Om de AutoFilter in te schakelen:
- Markeer de gegevens inclusief de kopkolom (indien van toepassing).
- Selecteer in de werkbalk Gegevens > Filter > AutoFilter… (de pijlen naar beneden verschijnen voor elke kop)
Opmerking: het filter kan worden ingeschakeld zonder de gegevens te markeren en het voorspelt het gegevensbereik (meestal alle gegevens op het werkblad).
Werkvoorbeeld: U wilt weten welke Service Centers een kookpunt hoger dan 80 hebben.
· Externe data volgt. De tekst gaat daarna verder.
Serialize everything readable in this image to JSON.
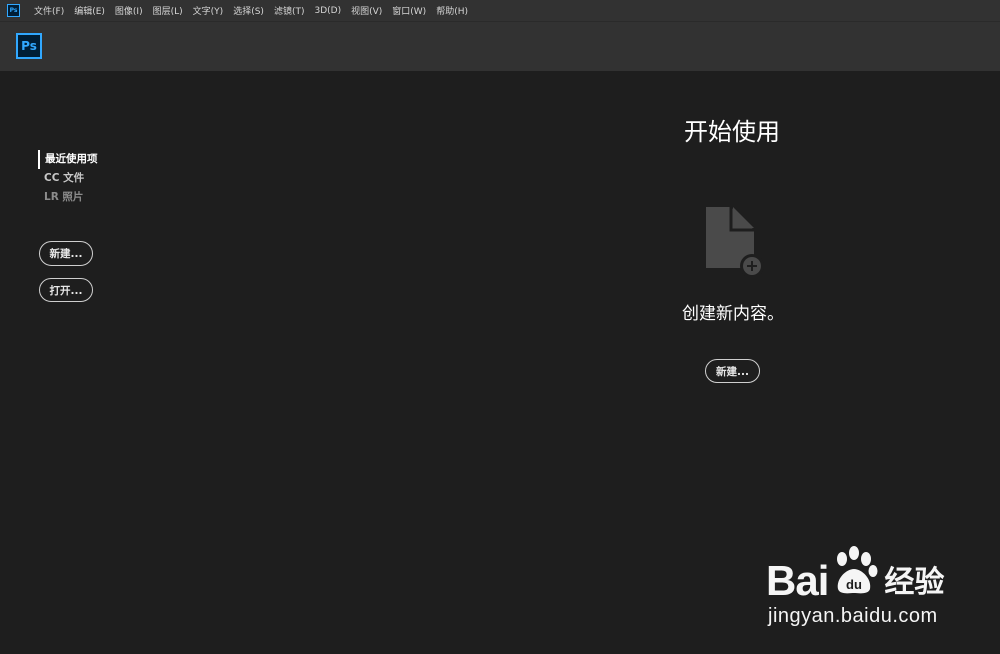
{
  "app": {
    "icon_name": "ps-app-icon",
    "icon_text": "Ps",
    "accent": "#31a8ff"
  },
  "menubar": {
    "items": [
      "文件(F)",
      "编辑(E)",
      "图像(I)",
      "图层(L)",
      "文字(Y)",
      "选择(S)",
      "滤镜(T)",
      "3D(D)",
      "视图(V)",
      "窗口(W)",
      "帮助(H)"
    ]
  },
  "header": {
    "logo_text": "Ps"
  },
  "sidebar": {
    "items": [
      {
        "label": "最近使用项",
        "active": true
      },
      {
        "label": "CC 文件",
        "active": false
      },
      {
        "label": "LR 照片",
        "active": false
      }
    ],
    "new_button": "新建...",
    "open_button": "打开..."
  },
  "main": {
    "title": "开始使用",
    "icon_name": "new-document-icon",
    "subtitle": "创建新内容。",
    "new_button": "新建..."
  },
  "watermark": {
    "brand": "Bai",
    "brand_icon": "paw-icon",
    "brand_suffix": "经验",
    "url": "jingyan.baidu.com"
  }
}
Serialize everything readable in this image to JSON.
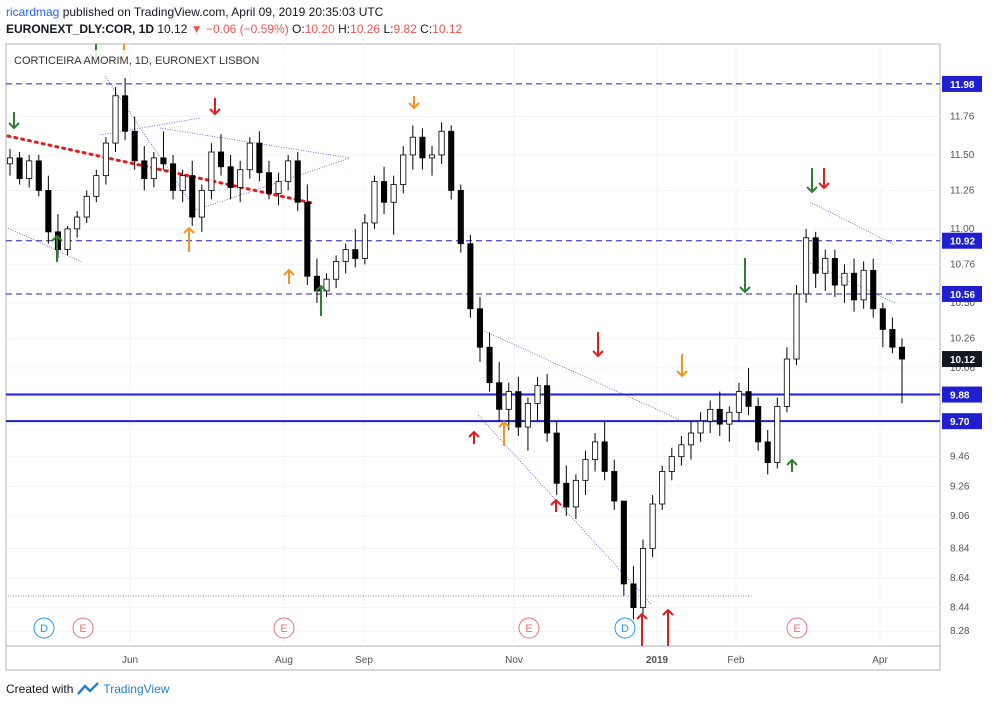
{
  "header": {
    "user": "ricardmag",
    "published": "published on TradingView.com, April 09, 2019 20:35:03 UTC",
    "symbol": "EURONEXT_DLY:COR, 1D",
    "last": "10.12",
    "change": "▼ −0.06 (−0.59%)",
    "o_label": "O:",
    "o_value": "10.20",
    "h_label": "H:",
    "h_value": "10.26",
    "l_label": "L:",
    "l_value": "9.82",
    "c_label": "C:",
    "c_value": "10.12"
  },
  "chart_title": "CORTICEIRA AMORIM, 1D, EURONEXT LISBON",
  "footer": {
    "created": "Created with",
    "brand": "TradingView"
  },
  "colors": {
    "up_candle": "#ffffff",
    "down_candle": "#000000",
    "blue_line": "#1f1fd0",
    "tag_bg": "#131722",
    "tag_blue": "#1f1fd0",
    "red_dots": "#e41b1b",
    "arrow_green": "#2e7d32",
    "arrow_red": "#e31b1b",
    "arrow_orange": "#f7931e"
  },
  "chart_data": {
    "type": "candlestick",
    "title": "CORTICEIRA AMORIM, 1D, EURONEXT LISBON",
    "y_ticks": [
      11.76,
      11.5,
      11.26,
      11.0,
      10.76,
      10.5,
      10.26,
      10.06,
      9.68,
      9.46,
      9.26,
      9.06,
      8.84,
      8.64,
      8.44,
      8.28
    ],
    "x_ticks": [
      "Jun",
      "Aug",
      "Sep",
      "Nov",
      "2019",
      "Feb",
      "Apr"
    ],
    "ylim": [
      8.18,
      12.25
    ],
    "horizontal_levels": [
      {
        "value": 11.98,
        "label": "11.98",
        "style": "dashed"
      },
      {
        "value": 10.92,
        "label": "10.92",
        "style": "dashed"
      },
      {
        "value": 10.56,
        "label": "10.56",
        "style": "dashed"
      },
      {
        "value": 9.88,
        "label": "9.88",
        "style": "solid"
      },
      {
        "value": 9.7,
        "label": "9.70",
        "style": "solid"
      }
    ],
    "last_price": {
      "value": 10.12,
      "label": "10.12"
    },
    "event_markers": [
      "D",
      "E",
      "E",
      "E",
      "D",
      "E"
    ],
    "ohlc": [
      [
        11.44,
        11.54,
        11.36,
        11.48
      ],
      [
        11.48,
        11.52,
        11.3,
        11.34
      ],
      [
        11.34,
        11.5,
        11.28,
        11.46
      ],
      [
        11.46,
        11.5,
        11.22,
        11.26
      ],
      [
        11.26,
        11.36,
        10.9,
        10.98
      ],
      [
        10.98,
        11.1,
        10.8,
        10.86
      ],
      [
        10.86,
        11.02,
        10.82,
        11.0
      ],
      [
        11.0,
        11.12,
        10.94,
        11.08
      ],
      [
        11.08,
        11.26,
        11.04,
        11.22
      ],
      [
        11.22,
        11.4,
        11.18,
        11.36
      ],
      [
        11.36,
        11.62,
        11.3,
        11.58
      ],
      [
        11.58,
        11.96,
        11.52,
        11.9
      ],
      [
        11.9,
        12.02,
        11.6,
        11.66
      ],
      [
        11.66,
        11.76,
        11.4,
        11.46
      ],
      [
        11.46,
        11.56,
        11.26,
        11.34
      ],
      [
        11.34,
        11.52,
        11.28,
        11.48
      ],
      [
        11.48,
        11.66,
        11.4,
        11.44
      ],
      [
        11.44,
        11.5,
        11.2,
        11.26
      ],
      [
        11.26,
        11.4,
        11.18,
        11.36
      ],
      [
        11.36,
        11.46,
        11.02,
        11.08
      ],
      [
        11.08,
        11.3,
        10.98,
        11.26
      ],
      [
        11.26,
        11.58,
        11.2,
        11.52
      ],
      [
        11.52,
        11.64,
        11.36,
        11.42
      ],
      [
        11.42,
        11.5,
        11.2,
        11.28
      ],
      [
        11.28,
        11.46,
        11.18,
        11.4
      ],
      [
        11.4,
        11.62,
        11.34,
        11.58
      ],
      [
        11.58,
        11.66,
        11.32,
        11.38
      ],
      [
        11.38,
        11.46,
        11.2,
        11.24
      ],
      [
        11.24,
        11.38,
        11.16,
        11.32
      ],
      [
        11.32,
        11.5,
        11.26,
        11.46
      ],
      [
        11.46,
        11.52,
        11.12,
        11.18
      ],
      [
        11.18,
        11.3,
        10.62,
        10.68
      ],
      [
        10.68,
        10.8,
        10.5,
        10.58
      ],
      [
        10.58,
        10.7,
        10.54,
        10.66
      ],
      [
        10.66,
        10.82,
        10.6,
        10.78
      ],
      [
        10.78,
        10.9,
        10.7,
        10.86
      ],
      [
        10.86,
        11.0,
        10.74,
        10.8
      ],
      [
        10.8,
        11.1,
        10.76,
        11.04
      ],
      [
        11.04,
        11.36,
        11.0,
        11.32
      ],
      [
        11.32,
        11.42,
        11.1,
        11.18
      ],
      [
        11.18,
        11.36,
        10.96,
        11.3
      ],
      [
        11.3,
        11.56,
        11.24,
        11.5
      ],
      [
        11.5,
        11.7,
        11.4,
        11.62
      ],
      [
        11.62,
        11.68,
        11.4,
        11.48
      ],
      [
        11.48,
        11.56,
        11.36,
        11.5
      ],
      [
        11.5,
        11.72,
        11.44,
        11.66
      ],
      [
        11.66,
        11.7,
        11.2,
        11.26
      ],
      [
        11.26,
        11.3,
        10.84,
        10.9
      ],
      [
        10.9,
        10.96,
        10.4,
        10.46
      ],
      [
        10.46,
        10.54,
        10.1,
        10.2
      ],
      [
        10.2,
        10.3,
        9.9,
        9.96
      ],
      [
        9.96,
        10.1,
        9.7,
        9.78
      ],
      [
        9.78,
        9.96,
        9.64,
        9.9
      ],
      [
        9.9,
        10.0,
        9.6,
        9.66
      ],
      [
        9.66,
        9.86,
        9.5,
        9.82
      ],
      [
        9.82,
        10.0,
        9.7,
        9.94
      ],
      [
        9.94,
        10.02,
        9.56,
        9.62
      ],
      [
        9.62,
        9.7,
        9.2,
        9.28
      ],
      [
        9.28,
        9.4,
        9.06,
        9.12
      ],
      [
        9.12,
        9.34,
        9.04,
        9.3
      ],
      [
        9.3,
        9.5,
        9.2,
        9.44
      ],
      [
        9.44,
        9.62,
        9.36,
        9.56
      ],
      [
        9.56,
        9.7,
        9.3,
        9.36
      ],
      [
        9.36,
        9.44,
        9.1,
        9.16
      ],
      [
        9.16,
        9.02,
        8.52,
        8.6
      ],
      [
        8.6,
        8.72,
        8.36,
        8.44
      ],
      [
        8.44,
        8.9,
        8.4,
        8.84
      ],
      [
        8.84,
        9.2,
        8.78,
        9.14
      ],
      [
        9.14,
        9.4,
        9.1,
        9.36
      ],
      [
        9.36,
        9.52,
        9.3,
        9.46
      ],
      [
        9.46,
        9.6,
        9.4,
        9.54
      ],
      [
        9.54,
        9.7,
        9.44,
        9.62
      ],
      [
        9.62,
        9.76,
        9.56,
        9.7
      ],
      [
        9.7,
        9.84,
        9.62,
        9.78
      ],
      [
        9.78,
        9.9,
        9.6,
        9.68
      ],
      [
        9.68,
        9.8,
        9.56,
        9.76
      ],
      [
        9.76,
        9.96,
        9.7,
        9.9
      ],
      [
        9.9,
        10.06,
        9.74,
        9.8
      ],
      [
        9.8,
        9.86,
        9.5,
        9.56
      ],
      [
        9.56,
        9.64,
        9.34,
        9.42
      ],
      [
        9.42,
        9.86,
        9.38,
        9.8
      ],
      [
        9.8,
        10.2,
        9.76,
        10.12
      ],
      [
        10.12,
        10.62,
        10.08,
        10.56
      ],
      [
        10.56,
        11.0,
        10.5,
        10.94
      ],
      [
        10.94,
        10.98,
        10.6,
        10.7
      ],
      [
        10.7,
        10.86,
        10.58,
        10.8
      ],
      [
        10.8,
        10.86,
        10.54,
        10.62
      ],
      [
        10.62,
        10.76,
        10.5,
        10.7
      ],
      [
        10.7,
        10.8,
        10.44,
        10.52
      ],
      [
        10.52,
        10.78,
        10.46,
        10.72
      ],
      [
        10.72,
        10.8,
        10.4,
        10.46
      ],
      [
        10.46,
        10.5,
        10.2,
        10.32
      ],
      [
        10.32,
        10.4,
        10.16,
        10.2
      ],
      [
        10.2,
        10.26,
        9.82,
        10.12
      ]
    ]
  }
}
- Selecteer de Pijl naar beneden kookpunt
- Selecteer Aangepast
- Selecteer is groter dan en voer 80 in het waardevak in
Klik OK
- De gegevens geven nu alleen die rijen weer die aan de criteria voldoen. Hoe dit werkt, is dat de rijen die niet aan de criteria voldoen, verborgen zijn en niet worden verwijderd, dus wees voorzichtig bij het bewerken van de gegevens en het slepen van formules, aangezien dit de neiging heeft om gegevens te overschrijven die niet zichtbaar zijn zonder dat u het weet! Het is raadzaam om de gegevens van hier naar een ander werkblad te kopiëren en van daaruit te bewerken, vooral als u te maken hebt met een groot aantal rijen.